Ellipsis in English Grammar

Ellipsis in English grammar is when words are omitted from a sentence. This is done in order to provide only the information that is needed rather than having unnecessarily long sentences.

Here are some examples, with the words omitted in brackets:


A:
When are you leaving? B: [I] Don't know.

The man [who was] running the marathon practiced every day. 

She was feeling tired so [she] took the day off.

There are two types of ellipsis in English grammar: situational and textual.

Situational Ellipsis

Situational ellipsis is mainly used in speaking and so is more informal in nature.

We use it for leaving out various grammatical words from sentences such as pronouns, articles, and prepositions, and also for shortening answers to questions.

Here are some examples:


A:
 [Are] You coming? B: [I] Should think so.

A: How are you? B: [I] Can't complain.

A: When [are] you coming back?
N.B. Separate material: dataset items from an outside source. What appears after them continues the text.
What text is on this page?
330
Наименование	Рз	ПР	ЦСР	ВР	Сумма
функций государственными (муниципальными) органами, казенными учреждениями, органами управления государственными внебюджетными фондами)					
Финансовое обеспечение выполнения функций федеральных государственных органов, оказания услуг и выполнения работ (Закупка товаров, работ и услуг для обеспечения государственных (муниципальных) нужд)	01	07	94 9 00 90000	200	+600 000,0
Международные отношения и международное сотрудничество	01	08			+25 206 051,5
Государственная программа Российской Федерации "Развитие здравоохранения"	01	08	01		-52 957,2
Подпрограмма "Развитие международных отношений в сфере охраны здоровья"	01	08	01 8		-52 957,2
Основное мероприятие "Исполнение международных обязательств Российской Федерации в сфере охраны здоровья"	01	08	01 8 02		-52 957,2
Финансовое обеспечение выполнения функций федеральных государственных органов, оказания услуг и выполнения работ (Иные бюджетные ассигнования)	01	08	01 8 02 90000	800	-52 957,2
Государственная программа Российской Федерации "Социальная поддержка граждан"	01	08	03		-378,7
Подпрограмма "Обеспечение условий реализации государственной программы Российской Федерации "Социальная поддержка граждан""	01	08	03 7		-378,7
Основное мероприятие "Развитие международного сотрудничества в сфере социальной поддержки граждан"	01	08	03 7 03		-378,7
B: [I'm coming back] Tuesday.

[Do you want a] Coffee?

[It's a] Pity you had to leave early last night.

Textual Ellipsis

Textual ellipsis occurs in both speaking and writing, and is more related to specific grammar rules, with the omission of words that are in grammatically predictable sentence positions.
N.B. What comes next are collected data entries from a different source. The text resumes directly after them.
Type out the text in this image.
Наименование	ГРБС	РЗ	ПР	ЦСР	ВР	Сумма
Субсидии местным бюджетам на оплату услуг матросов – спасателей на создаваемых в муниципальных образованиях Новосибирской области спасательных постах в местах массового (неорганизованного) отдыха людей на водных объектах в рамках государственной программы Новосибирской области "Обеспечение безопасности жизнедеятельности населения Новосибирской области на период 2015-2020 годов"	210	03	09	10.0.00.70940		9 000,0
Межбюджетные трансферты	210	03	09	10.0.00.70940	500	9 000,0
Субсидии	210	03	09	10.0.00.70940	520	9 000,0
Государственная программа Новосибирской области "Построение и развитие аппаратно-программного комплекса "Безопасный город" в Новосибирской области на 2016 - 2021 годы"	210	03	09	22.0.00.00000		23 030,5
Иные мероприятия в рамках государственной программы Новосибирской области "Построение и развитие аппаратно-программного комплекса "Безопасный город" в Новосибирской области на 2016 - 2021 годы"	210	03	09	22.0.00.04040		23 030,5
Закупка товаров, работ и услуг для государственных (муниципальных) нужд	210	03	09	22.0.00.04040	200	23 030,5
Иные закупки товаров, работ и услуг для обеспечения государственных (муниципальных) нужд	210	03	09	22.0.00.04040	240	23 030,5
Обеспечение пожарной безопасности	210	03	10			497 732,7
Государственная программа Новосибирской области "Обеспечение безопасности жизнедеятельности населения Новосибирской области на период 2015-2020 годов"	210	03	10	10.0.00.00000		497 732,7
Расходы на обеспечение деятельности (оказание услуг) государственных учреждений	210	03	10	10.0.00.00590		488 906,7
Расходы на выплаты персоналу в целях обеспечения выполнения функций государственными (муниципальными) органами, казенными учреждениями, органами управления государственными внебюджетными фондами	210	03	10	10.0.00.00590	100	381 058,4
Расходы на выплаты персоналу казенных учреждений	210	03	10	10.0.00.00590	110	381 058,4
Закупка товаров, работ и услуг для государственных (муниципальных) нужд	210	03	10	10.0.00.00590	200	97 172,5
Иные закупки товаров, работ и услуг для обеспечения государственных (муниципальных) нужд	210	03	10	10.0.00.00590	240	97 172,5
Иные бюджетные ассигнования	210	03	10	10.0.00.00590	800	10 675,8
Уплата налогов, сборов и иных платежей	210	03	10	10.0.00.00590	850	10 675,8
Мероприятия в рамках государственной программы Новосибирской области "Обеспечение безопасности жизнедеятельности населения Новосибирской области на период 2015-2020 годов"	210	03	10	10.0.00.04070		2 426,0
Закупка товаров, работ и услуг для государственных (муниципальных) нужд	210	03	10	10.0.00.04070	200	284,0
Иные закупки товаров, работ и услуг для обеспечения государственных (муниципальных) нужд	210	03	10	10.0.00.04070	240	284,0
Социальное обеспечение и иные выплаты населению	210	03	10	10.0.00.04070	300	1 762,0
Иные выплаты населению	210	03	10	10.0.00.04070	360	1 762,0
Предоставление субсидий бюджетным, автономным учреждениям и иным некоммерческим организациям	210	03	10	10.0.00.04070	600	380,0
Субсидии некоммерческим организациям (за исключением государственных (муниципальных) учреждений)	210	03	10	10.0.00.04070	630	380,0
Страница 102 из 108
Common examples are after the words and and but and for reducing adverbial and relative clauses. 

After and and but

Words in the second clause (i.e. after and or but) can often be omitted because they have been specified in the previous clause:


I went to the cinema and then [I went] to dinner.

She ordered 8 cartons of milk but they only delivered 4 [cartons of milk].

John wanted a wanted a Madras curry and Peter [wanted] a Korma [curry].

Adverbial and Relative Clauses

Textual ellipsis is also used after conjunctions such as while, when, after, and before in adverbial clauses. This is done by omitting the subject and the auxiliary verb (a form of the verb be) after the conjunction:


When [you are] leaving the dinner table, you should asked to be excused. 

She was checking her emails while [she was] speaking on the phone.

With defining relative clauses, sometimes the relative pronoun and the form of the verb be as an auxiliary are omitted:


The person [who was] arrested is a female aged 23. 

The photo [which was] taken was stunning.